Na praia, parece uma aula inofensiva para seniores - mas, na prática, esta ginástica na água esconde um treino de resistência a sério, com efeito na silhueta.
Quando se pensa em desporto para emagrecer, a maioria das pessoas chega rapidamente à corrida, ao ginásio ou às aulas de HIIT. Já junto ao mar ou a um lago, vêem-se grupos de fato de neoprene e touca a caminhar dentro de água, num ritmo que, à primeira vista, parece calmo. Só que este movimento, tantas vezes alvo de gozo, pode trazer benefícios surpreendentes para o peso, a massa muscular e até para a celulite, segundo especialistas.
O que está realmente por trás do aquawalking
A modalidade aparece com diferentes designações, como caminhada costeira, aquawalking ou marcha no mar. A ideia-base, porém, mantém-se: caminhar com intensidade no mar, num lago ou num grande lago balnear, com a água a chegar sensivelmente entre o umbigo e a zona das axilas. Em muitos casos, o grupo avança contra pequenas ondas e, por vezes, usa paddles ou luvas para aumentar a resistência da água.

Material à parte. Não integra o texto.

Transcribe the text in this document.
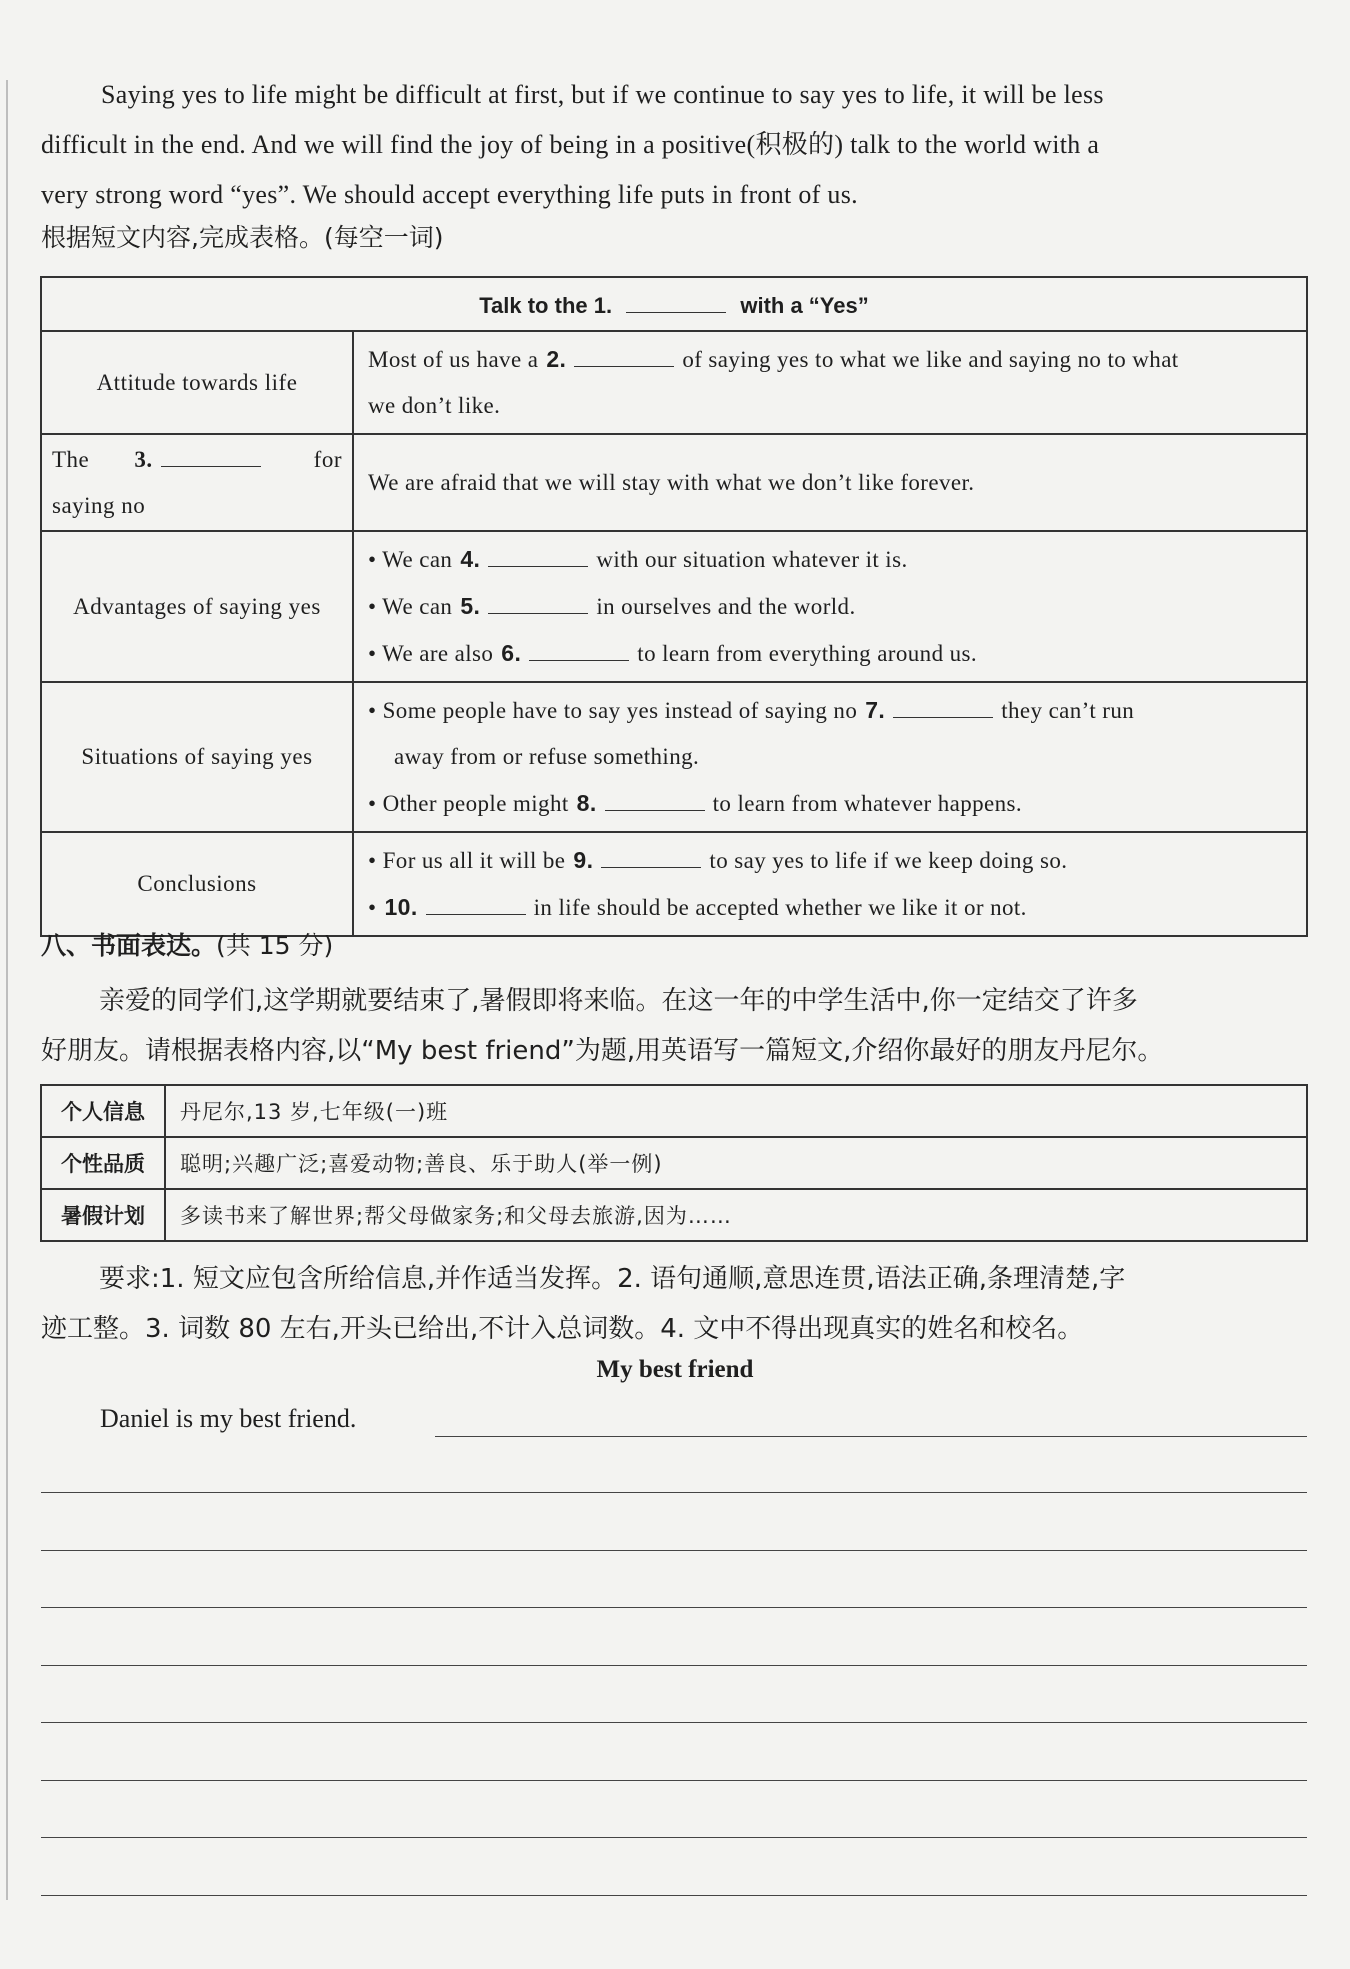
Saying yes to life might be difficult at first, but if we continue to say yes to life, it will be less
difficult in the end. And we will find the joy of being in a positive(积极的) talk to the world with a
very strong word “yes”. We should accept everything life puts in front of us.
根据短文内容,完成表格。(每空一词)
Talk to the 1. with a “Yes”	
Attitude towards life	Most of us have a 2. of saying yes to what we like and saying no to what
we don’t like.

The 3. for
saying no	We are afraid that we will stay with what we don’t like forever.
Advantages of saying yes	• We can 4. with our situation whatever it is.
• We can 5. in ourselves and the world.
• We are also 6. to learn from everything around us.

Situations of saying yes	• Some people have to say yes instead of saying no 7. they can’t run
away from or refuse something.
• Other people might 8. to learn from whatever happens.

Conclusions	• For us all it will be 9. to say yes to life if we keep doing so.
• 10. in life should be accepted whether we like it or not.
八、书面表达。(共 15 分)
亲爱的同学们,这学期就要结束了,暑假即将来临。在这一年的中学生活中,你一定结交了许多
好朋友。请根据表格内容,以“My best friend”为题,用英语写一篇短文,介绍你最好的朋友丹尼尔。
个人信息	丹尼尔,13 岁,七年级(一)班
个性品质	聪明;兴趣广泛;喜爱动物;善良、乐于助人(举一例)
暑假计划	多读书来了解世界;帮父母做家务;和父母去旅游,因为……
要求:1. 短文应包含所给信息,并作适当发挥。2. 语句通顺,意思连贯,语法正确,条理清楚,字
迹工整。3. 词数 80 左右,开头已给出,不计入总词数。4. 文中不得出现真实的姓名和校名。
My best friend
Daniel is my best friend.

Graças à flutuabilidade, o corpo suporta apenas uma parte do seu peso. Isto dá descanso aos joelhos, às ancas e às costas, reduzindo a carga de impacto que costuma causar problemas na corrida. Ao mesmo tempo, os músculos têm de trabalhar contra a resistência da água - que é claramente superior à resistência do ar em terra.
"O aquawalking combina o alívio das articulações com um treino intenso de músculos e resistência - uma mistura que muita gente só percebe quando chegam as dores musculares."
Não admira que muitos programas sejam orientados para pessoas mais velhas: a carga articular mantém-se baixa. Daí também a fama de “desporto de reformados”. Ainda assim, quem já fez 45 minutos a marchar depressa com água pela anca percebe depressa que isto está longe de ser um passeio tranquilo à beira-mar.
Quantas calorias se queimam a caminhar dentro de água
Escolas especializadas de natação e desportos aquáticos indicam que, num aquawalking rápido, uma pessoa com cerca de 70 quilogramas pode gastar entre 500 e 550 quilocalorias por hora. O valor exacto varia com o ritmo, a profundidade da água, a presença de ondas, o peso corporal e a condição física.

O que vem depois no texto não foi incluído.